Mulcair would then join the NDP in 2007, winning a by-election in a Montreal riding and becoming the first New Democrat to win a Quebec seat in a general election in 2008.

He told delegates that creating inroads for the NDP in Quebec was the most important political achievement of his political career. His victory in 2008 set the stage for the late Jack Layton's stunning breakthrough in the province, three years later, when the NDP won 59 out of 75 Quebec seats in the 2011 election.

'Complete BS'

But New Democrats turned away from Mulcair despite his record and his efforts to portray himself as a fighter who would battle the growing gap between Canada's wealthy and its less fortunate.

“Wherever I go, I talk to families who work hard and do everything right, but feel like the deck is stacked against them," he said in his speech, before the vote.

He noted that over the last 30 years, the economy has grown over 50 per cent, but wages have been stagnant and retirement security has “virtually disappeared.”

He also criticized a system that allows business executives from large companies to earn 200 times more than the average worker and use their stock options to avoid taxes. All this is happening while many Canadians are working 40 hours a week and living in poverty, he said.

“That is not right,” said Mulcair.

He said that the Liberals and Conservatives accept this as “just the way things are. They will say this is the inevitable outcome of market forces, that nothing can be done."

“Well, allow me to be blunt,” said Mulcair. “This is complete and utter BS."

By signing trade deals “that kill jobs,” by allowing corporations to handle tens of billions of dollars in “tax giveaways” to CEOs and big banks, as well as cutting social services, Mulcair said the Liberals and Conservatives were choosing not to help Canadians.
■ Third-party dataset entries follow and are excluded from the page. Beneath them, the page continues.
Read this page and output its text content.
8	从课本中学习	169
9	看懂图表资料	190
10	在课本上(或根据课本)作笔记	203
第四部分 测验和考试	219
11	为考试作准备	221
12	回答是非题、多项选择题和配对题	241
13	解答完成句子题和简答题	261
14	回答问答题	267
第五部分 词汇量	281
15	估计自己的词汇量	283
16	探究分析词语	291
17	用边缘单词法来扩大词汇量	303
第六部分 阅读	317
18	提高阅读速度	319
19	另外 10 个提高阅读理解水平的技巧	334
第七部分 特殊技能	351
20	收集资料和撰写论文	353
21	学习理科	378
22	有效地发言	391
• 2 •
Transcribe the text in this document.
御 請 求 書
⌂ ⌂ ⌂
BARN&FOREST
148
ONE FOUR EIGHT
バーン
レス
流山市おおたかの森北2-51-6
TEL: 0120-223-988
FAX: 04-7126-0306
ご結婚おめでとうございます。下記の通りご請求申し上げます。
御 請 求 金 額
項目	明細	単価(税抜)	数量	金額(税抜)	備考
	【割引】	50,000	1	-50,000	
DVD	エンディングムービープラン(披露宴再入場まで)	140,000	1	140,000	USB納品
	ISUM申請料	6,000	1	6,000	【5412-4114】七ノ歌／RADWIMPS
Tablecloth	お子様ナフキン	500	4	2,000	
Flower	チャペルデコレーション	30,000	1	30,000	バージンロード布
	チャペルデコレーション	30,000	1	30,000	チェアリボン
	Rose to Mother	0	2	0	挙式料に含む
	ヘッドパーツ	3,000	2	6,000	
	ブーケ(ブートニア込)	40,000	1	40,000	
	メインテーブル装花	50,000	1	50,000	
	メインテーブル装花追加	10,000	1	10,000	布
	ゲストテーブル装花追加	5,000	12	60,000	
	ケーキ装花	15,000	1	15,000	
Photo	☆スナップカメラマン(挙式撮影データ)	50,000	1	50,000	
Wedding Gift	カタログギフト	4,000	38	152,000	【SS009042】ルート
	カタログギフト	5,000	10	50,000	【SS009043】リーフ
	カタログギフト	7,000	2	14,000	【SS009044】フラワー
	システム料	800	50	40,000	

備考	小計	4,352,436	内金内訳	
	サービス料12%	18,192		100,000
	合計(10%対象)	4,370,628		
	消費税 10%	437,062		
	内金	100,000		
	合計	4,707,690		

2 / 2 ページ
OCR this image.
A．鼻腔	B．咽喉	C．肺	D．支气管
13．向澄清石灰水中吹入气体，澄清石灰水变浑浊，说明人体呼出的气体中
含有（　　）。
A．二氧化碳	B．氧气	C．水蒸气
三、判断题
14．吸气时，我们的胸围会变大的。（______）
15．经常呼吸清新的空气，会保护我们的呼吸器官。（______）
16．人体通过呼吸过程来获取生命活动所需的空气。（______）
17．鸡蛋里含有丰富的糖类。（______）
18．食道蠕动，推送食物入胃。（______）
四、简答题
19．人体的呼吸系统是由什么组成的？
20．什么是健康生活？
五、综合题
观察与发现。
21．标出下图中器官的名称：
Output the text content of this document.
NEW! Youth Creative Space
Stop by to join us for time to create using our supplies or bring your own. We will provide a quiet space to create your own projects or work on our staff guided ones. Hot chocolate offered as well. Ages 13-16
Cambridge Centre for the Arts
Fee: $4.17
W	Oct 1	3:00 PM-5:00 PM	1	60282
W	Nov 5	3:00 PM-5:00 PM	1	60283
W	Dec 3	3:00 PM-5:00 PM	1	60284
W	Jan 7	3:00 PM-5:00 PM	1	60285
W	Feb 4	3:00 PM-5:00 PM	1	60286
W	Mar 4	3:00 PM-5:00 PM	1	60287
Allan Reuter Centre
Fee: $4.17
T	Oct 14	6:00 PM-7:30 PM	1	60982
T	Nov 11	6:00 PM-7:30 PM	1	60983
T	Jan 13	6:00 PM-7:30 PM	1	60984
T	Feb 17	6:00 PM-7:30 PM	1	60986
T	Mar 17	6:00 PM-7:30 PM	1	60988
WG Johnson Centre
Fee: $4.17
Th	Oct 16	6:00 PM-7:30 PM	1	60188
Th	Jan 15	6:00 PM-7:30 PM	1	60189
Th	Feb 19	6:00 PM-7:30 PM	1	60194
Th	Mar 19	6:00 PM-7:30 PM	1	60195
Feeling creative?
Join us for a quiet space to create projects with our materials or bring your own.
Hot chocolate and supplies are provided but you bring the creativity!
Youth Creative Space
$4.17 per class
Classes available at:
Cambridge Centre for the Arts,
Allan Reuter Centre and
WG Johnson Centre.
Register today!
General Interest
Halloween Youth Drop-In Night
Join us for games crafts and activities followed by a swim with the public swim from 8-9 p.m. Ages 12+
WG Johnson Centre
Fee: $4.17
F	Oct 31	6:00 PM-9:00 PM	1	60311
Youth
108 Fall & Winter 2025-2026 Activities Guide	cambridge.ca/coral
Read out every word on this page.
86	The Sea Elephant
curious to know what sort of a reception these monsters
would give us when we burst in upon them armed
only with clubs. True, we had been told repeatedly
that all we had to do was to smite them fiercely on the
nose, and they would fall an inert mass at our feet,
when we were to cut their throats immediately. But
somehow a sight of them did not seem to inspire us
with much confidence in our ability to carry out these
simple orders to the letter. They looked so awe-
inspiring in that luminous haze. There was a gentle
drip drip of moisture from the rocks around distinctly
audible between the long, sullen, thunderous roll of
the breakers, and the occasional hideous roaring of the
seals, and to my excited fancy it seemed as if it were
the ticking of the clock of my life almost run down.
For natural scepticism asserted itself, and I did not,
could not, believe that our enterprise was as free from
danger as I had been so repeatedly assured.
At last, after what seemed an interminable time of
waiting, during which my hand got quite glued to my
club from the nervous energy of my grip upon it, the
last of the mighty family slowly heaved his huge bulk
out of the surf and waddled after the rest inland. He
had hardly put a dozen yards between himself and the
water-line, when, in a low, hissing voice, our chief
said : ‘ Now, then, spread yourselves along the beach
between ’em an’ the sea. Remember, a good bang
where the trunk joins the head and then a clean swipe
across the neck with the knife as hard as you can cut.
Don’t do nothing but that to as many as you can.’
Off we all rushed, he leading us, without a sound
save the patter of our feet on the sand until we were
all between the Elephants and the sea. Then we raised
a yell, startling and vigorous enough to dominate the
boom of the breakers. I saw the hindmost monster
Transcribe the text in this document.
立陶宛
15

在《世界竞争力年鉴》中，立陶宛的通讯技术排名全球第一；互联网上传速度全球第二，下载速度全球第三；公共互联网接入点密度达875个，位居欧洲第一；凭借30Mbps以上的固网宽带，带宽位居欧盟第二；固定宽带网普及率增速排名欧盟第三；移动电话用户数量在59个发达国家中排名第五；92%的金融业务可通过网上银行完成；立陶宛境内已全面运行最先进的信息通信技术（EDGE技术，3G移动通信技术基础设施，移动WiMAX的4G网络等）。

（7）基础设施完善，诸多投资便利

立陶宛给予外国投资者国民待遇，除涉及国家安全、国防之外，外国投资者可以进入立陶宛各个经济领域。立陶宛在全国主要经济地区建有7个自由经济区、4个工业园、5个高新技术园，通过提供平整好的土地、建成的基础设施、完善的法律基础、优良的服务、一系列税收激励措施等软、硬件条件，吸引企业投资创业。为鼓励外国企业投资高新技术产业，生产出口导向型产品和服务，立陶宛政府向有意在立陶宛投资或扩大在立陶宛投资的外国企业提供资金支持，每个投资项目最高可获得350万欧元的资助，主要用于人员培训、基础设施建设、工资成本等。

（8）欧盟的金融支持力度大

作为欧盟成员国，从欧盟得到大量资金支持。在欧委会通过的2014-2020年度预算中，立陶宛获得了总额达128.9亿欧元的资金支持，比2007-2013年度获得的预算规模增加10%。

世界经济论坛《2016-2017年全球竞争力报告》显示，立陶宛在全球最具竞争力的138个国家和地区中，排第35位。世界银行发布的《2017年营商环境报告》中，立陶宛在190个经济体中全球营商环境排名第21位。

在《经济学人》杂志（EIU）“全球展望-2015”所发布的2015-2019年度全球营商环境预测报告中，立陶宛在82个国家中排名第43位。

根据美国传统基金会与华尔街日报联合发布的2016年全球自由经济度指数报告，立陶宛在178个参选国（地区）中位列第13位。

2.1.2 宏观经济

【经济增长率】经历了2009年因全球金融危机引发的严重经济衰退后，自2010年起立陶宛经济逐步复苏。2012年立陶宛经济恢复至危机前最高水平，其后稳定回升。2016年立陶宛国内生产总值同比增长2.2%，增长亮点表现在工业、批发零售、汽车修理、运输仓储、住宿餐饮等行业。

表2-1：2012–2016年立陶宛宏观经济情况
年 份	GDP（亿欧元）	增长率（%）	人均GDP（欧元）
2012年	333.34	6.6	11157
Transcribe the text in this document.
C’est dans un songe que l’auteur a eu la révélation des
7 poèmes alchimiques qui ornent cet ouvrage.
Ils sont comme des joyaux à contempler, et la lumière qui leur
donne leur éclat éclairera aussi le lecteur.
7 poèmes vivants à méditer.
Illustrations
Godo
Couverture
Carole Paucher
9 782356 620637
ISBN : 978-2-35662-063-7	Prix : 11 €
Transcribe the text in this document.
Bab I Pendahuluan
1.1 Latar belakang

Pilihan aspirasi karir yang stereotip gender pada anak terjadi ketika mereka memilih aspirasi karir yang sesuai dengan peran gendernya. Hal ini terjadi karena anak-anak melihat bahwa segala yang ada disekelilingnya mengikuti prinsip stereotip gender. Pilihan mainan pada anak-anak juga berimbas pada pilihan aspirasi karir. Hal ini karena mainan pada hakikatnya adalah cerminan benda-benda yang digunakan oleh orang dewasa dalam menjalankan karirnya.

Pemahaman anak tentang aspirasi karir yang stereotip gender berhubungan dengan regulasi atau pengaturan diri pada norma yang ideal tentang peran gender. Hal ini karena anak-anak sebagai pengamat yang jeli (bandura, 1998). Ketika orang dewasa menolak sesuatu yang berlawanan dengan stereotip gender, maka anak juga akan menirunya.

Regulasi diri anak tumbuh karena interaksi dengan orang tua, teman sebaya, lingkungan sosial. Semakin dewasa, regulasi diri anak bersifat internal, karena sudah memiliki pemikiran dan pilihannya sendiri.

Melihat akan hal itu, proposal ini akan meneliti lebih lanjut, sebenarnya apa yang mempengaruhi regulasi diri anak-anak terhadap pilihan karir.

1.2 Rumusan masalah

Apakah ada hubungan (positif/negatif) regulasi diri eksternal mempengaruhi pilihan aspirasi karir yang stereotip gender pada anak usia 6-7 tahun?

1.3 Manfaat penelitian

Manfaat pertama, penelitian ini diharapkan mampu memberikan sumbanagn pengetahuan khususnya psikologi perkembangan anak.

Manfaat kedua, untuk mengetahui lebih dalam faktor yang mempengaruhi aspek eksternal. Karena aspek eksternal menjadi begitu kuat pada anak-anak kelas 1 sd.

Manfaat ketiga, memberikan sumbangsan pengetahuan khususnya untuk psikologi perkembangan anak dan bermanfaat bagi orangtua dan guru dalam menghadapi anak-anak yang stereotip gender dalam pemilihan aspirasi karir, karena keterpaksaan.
Wildrose pounces on Manifesto

Prior to the leadership vote, delegates also accepted a motion to pursue a review of the Leap Manifesto - a policy document that calls for a rapid transition away from fossil fuel development and other major economic changes. Many New Democrats from Alberta, including Premier Rachel Notley, expressed concerns that the document would be used by rival Conservatives and Wildrose members to attack the NDP.

But delegates ultimately voted to accept the proposal. This means that NDP riding associations are required to debate the manifesto's proposals with their local members.

Gil McGowan, president of the Alberta Federation of Labour, told delegates that he endorsed some of the ideas in the document but feared that it would open the NDP up to attacks from its opponents.

"Do not hand and tie a mill stone around the neck of our leaders in Alberta," said Gil McGowan, president of the Alberta Federation of Labour.

“In politics sometimes things become symbols and not policies, and that is what has become of the Leap Manifesto,” McGowan said.

As if on cue, Alberta's main opposition party immediately pounced on the opportunity.

“Premier Notley sold her carbon tax, coal industry shutdown and a cap on oilsands development to Albertans with the promise that it would provide the credibility we need to get opponents of pipelines on board – that these policies would get ‘social license,’" said Wild Rose party leader Brian Jean in a statement. "Today Premier Notley's social license experiment was put to the test and it failed. She wasn't able to get her own party’s delegates, in her home city, to drop their opposition to getting Alberta’s resources to market."

But author and longtime NDP supporter Avi Lewis, one of the lead supporters of the manifesto, argued that New Democrats needed a debate to "kickoff" its efforts to tackle major issues such as climate change, energy, and fiscal policy.

Despite the divisions within the party, Mulcair urged delegates to work together.

“We need a strong united NDP, now more than ever,” said Mulcair in the speech delivered prior to the leadership vote.